Osmanthus Cake

Two osmanthus cakes, each with a dollop of osmanthus syrup.

Link to recipe

Ingredients

Half a dozen xianxia C-dramas

Osmanthus flowers

Honey (or not)

Every kind of rice flour

The ability to translate grams to cups and to intuit how much a “scoop” is

Instructions

1.       Fall into a xianxia hole. (In order to do this, you may need to become a fan of Martha Wells, author of the Murderbot Diaries, join Twitter back when she was still on it, and observe that a significant portion of her activity was liking pictures from the xianxia C-drama The Untamed. Watch The Untamed for Martha, and never be the same since.)

2.       Decide that you must taste osmanthus cake, the most lauded dessert in every xianxia show.

3.       Figure out what osmanthus is. Discover it’s the same thing as tea olive, and buy one despite the inverse relationship between how emotionally invested you become in your plants and how good you are at keeping them alive.

4.       Figure out what osmanthus cake is. Don’t be fooled by phrases like “osmathus-flavored,” “osmathus-inspired,” or “with an osmanthus twist.” This step should take approximately three days.

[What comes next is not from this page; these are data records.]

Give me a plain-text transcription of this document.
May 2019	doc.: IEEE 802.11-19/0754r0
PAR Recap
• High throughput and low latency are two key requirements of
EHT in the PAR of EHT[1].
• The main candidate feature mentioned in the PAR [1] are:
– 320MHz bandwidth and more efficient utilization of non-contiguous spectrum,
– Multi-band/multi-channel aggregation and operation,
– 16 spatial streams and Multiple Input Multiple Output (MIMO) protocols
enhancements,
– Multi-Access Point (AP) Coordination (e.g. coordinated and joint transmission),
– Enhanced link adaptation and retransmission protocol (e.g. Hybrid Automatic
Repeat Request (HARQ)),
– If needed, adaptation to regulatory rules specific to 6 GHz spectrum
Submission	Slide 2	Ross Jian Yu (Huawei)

5.       Note the necessary ingredient, osmanthus syrup. Figure out what it is. (This step is a trap. Half of your sources will call it osmanthus-infused honey and half will call it osmanthus-infused simple syrup.)

6.       Fail to find osmanthus syrup anywhere, but find products online called osmanthus jam. Figure this might be the same, since syrup is a translation anyway. Read reviews from buyers who received expired products and decide not to get that.

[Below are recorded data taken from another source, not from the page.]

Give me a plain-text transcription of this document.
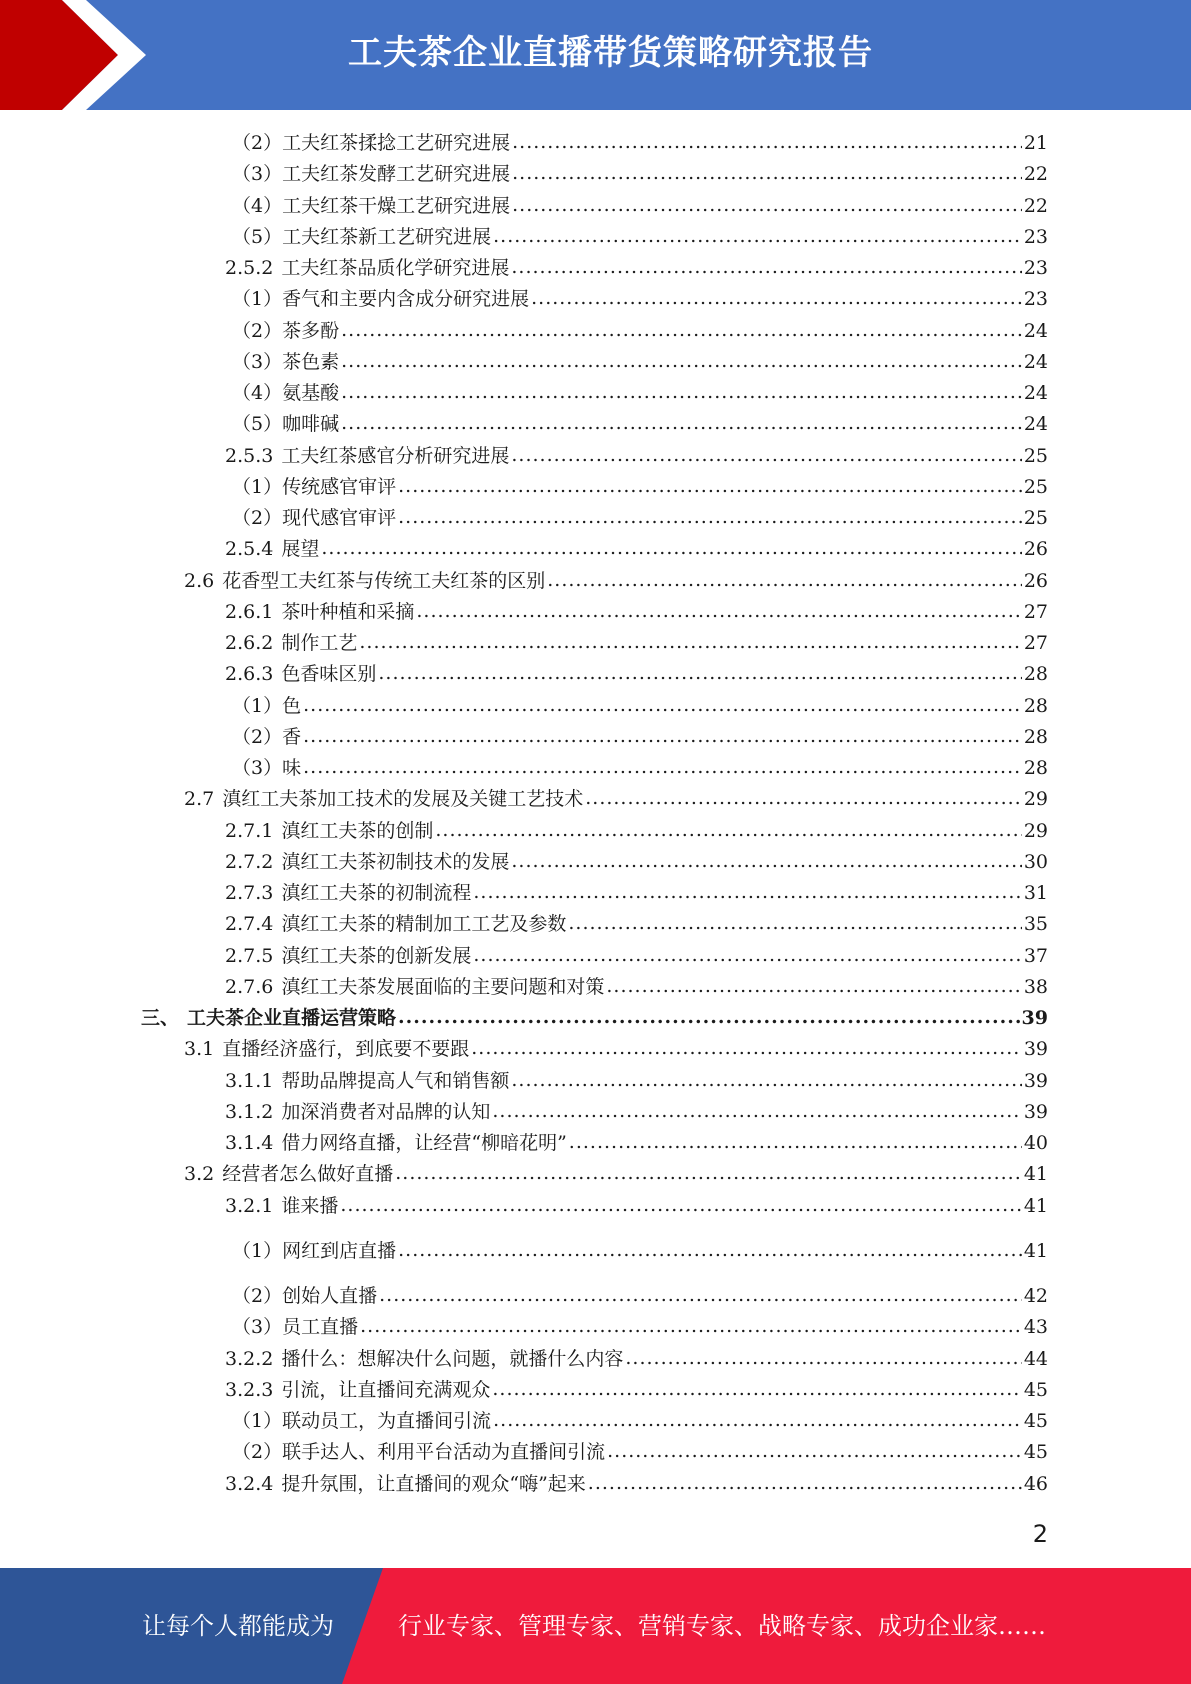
工夫茶企业直播带货策略研究报告
（2） 工夫红茶揉捻工艺研究进展 .....	21
（3） 工夫红茶发酵工艺研究进展 .....	22
（4） 工夫红茶干燥工艺研究进展 .....	22
（5） 工夫红茶新工艺研究进展 .....	23
2.5.2 工夫红茶品质化学研究进展 .....	23
（1） 香气和主要内含成分研究进展 .....	23
（2） 茶多酚 .....	24
（3） 茶色素 .....	24
（4） 氨基酸 .....	24
（5） 咖啡碱 .....	24
2.5.3 工夫红茶感官分析研究进展 .....	25
（1） 传统感官审评 .....	25
（2） 现代感官审评 .....	25
2.5.4 展望 .....	26
2.6 花香型工夫红茶与传统工夫红茶的区别 .....	26
2.6.1 茶叶种植和采摘 .....	27
2.6.2 制作工艺 .....	27
2.6.3 色香味区别 .....	28
（1） 色 .....	28
（2） 香 .....	28
（3） 味 .....	28
2.7 滇红工夫茶加工技术的发展及关键工艺技术 .....	29
2.7.1 滇红工夫茶的创制 .....	29
2.7.2 滇红工夫茶初制技术的发展 .....	30
2.7.3 滇红工夫茶的初制流程 .....	31
2.7.4 滇红工夫茶的精制加工工艺及参数 .....	35
2.7.5 滇红工夫茶的创新发展 .....	37
2.7.6 滇红工夫茶发展面临的主要问题和对策 .....	38
三、 工夫茶企业直播运营策略 .....	39
3.1 直播经济盛行，到底要不要跟 .....	39
3.1.1 帮助品牌提高人气和销售额 .....	39
3.1.2 加深消费者对品牌的认知 .....	39
3.1.4 借力网络直播，让经营“柳暗花明” .....	40
3.2 经营者怎么做好直播 .....	41
3.2.1 谁来播 .....	41
（1） 网红到店直播 .....	41
（2） 创始人直播 .....	42
（3） 员工直播 .....	43
3.2.2 播什么：想解决什么问题，就播什么内容 .....	44
3.2.3 引流，让直播间充满观众 .....	45
（1） 联动员工，为直播间引流 .....	45
（2） 联手达人、利用平台活动为直播间引流 .....	45
3.2.4 提升氛围，让直播间的观众“嗨”起来 .....	46
2
让每个人都能成为	行业专家、管理专家、营销专家、战略专家、成功企业家……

7.       Make your own. Choose this recipe for osmanthus syrup because it uses a mix of sugar and honey, and you still aren’t sure which is correct.

8.       Decrystalize your honey. Skip this step if you’re Winnie the Pooh or a weirdo with liquid honey in your pantry.

That bear needs a bath.

9.       Locate a glass jar. Maybe you have a jar of expired mayonnaise and a jar of expired coconut oil that you’ve been putting off dealing with. Maybe the mayonnaise jar is just the right size.

10.   Make osmanthus syrup.

Simple syrup in the cloudy, pretty stage being stirred in a pot.

I saw a face in it.

11. Pour your syrup out of the mayonnaise jar and into the coconut oil jar because it wasn’t big enough after all.

Osmanthus simple syrup with osmanthus flowers on top, all in a jar that no longer holds coconut oil.

Just right

12.   At some point in the last few steps, you should have made osmanthus tea since there are osmanthus flowers in your kitchen now. Wonder if it’s supposed to be radioactive green, but drink it anyway because you live on the edge.

13.   Wait three days for your osmanthus syrup to infuse. Use this time to search for the steamer basket you haven’t used in years.

14.   Make osmanthus cake. Choose the variant without sesame seed paste because you have no food processor. Since you’ve osmosis-ed some realistic expectations for the sweetness level of this dessert, put a layer of brown sugar where the sesame seed paste would be.

Flour mixed with osmanthus flowers and water for a salt-like texture.

Ignore the large bits.

Ramekins of osmanthus cake waiting for steaming.

Some have layers, but it’s a surprise.

Foil-covered ramekins steaming in a pot.

One configuration of cloth-wrapped/not cloth-wrapped lid; foil/no foil

15.   Place a dollop of osmanthus syrup on each cake so they look just like the pictures you’ve seen. (You will add more syrup when you start eating because this really is just steamed glutinous rice flour and water.)

Two lovely, finished osmanthus cakes, one plain and one with a brown sugar layer.

Pleasantly chewy and fragrant

16. Eat these while watching a xianxia show. For best results, find a scene in which they eat or talk about eating osmanthus cake. Say “I’m doing that.”

17.   You’re a rice flour baker now. Make tang yuan. Make bibingka. Make rice flour pancakes. They’re just as bad as every other kind of pancake because you’re terrible at making them.

Tang yuan in broth and osmanthus syrup.

Tang yuan = glutinous rice flour balls in sweet broth

Bibingka muffins!

Bibingka = rice flour coconut cake (now in muffin form)

18.   Bonus step Congratulations, you are now the owner of a bag of osmanthus flowers and a jar of osmanthus syrup. Mix the flowers with your milk oolong tea so you can drink it without thinking, “This tea’s on the turn.” Use the osmanthus syrup for all your sweetening needs, allowing your honey to return peacefully to its crystalline slumber.

A pot of oolong milk tea, almost disguising the taste of milk tea.